End every run with a short, structured email. Time, outcome, number, one-line reason. Nothing else. If you cannot scan the whole email in under five minutes, the janitor is doing too much work in one night. Split it.
Where else this pattern applies
Once you have a janitor crew running on code, the same shape works for other kinds of slow-burning mess.
Content janitor. A workflow that sweeps old blog posts, flags stale sections, and writes a note to the author. It does not rewrite. It flags.
Analytics janitor. A workflow that checks event naming across your product for drift, flags outliers, and proposes a canonical list. Same pattern map as /drift, different inputs.

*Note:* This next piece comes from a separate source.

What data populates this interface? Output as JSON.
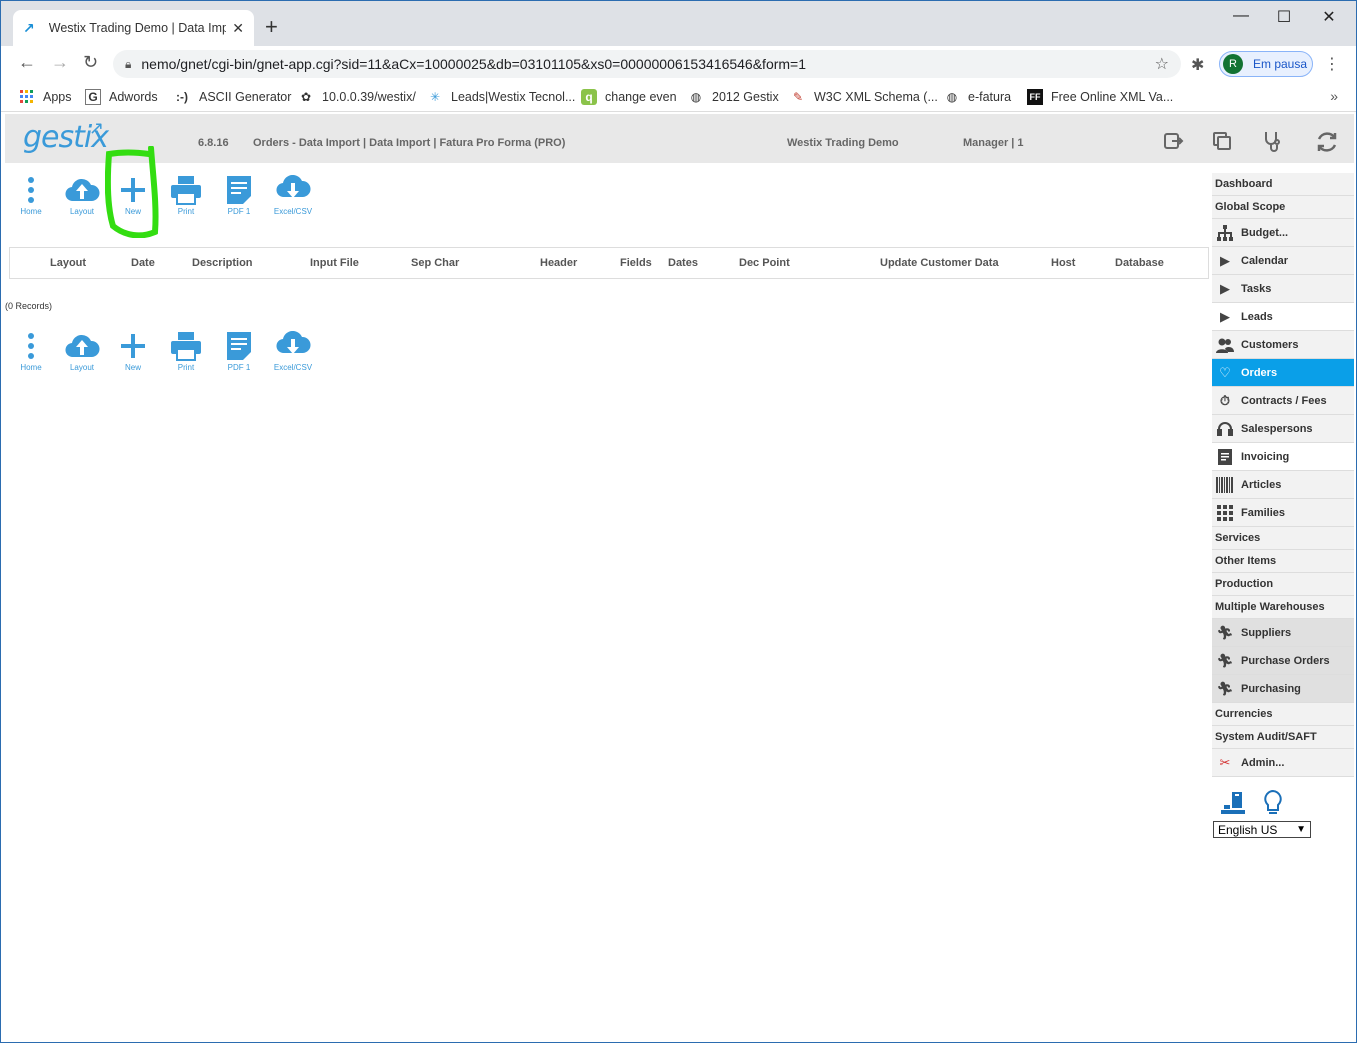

Dependency janitor. A workflow that scans unused packages, writes a test that imports each active one, and removes the rest if tests still pass. Same safety net as slop-cleaner, applied to package.json.
The core idea is not "AI cleans code." It is "small messes get handled on a schedule, behind a safety net, in a format you can read in five minutes." That works for code, content, analytics, and anything else that compounds quietly between the big ships.
One crew. One schedule. Three narrow jobs. A cleaner repo in the morning and an email that respects your time. That is the whole system.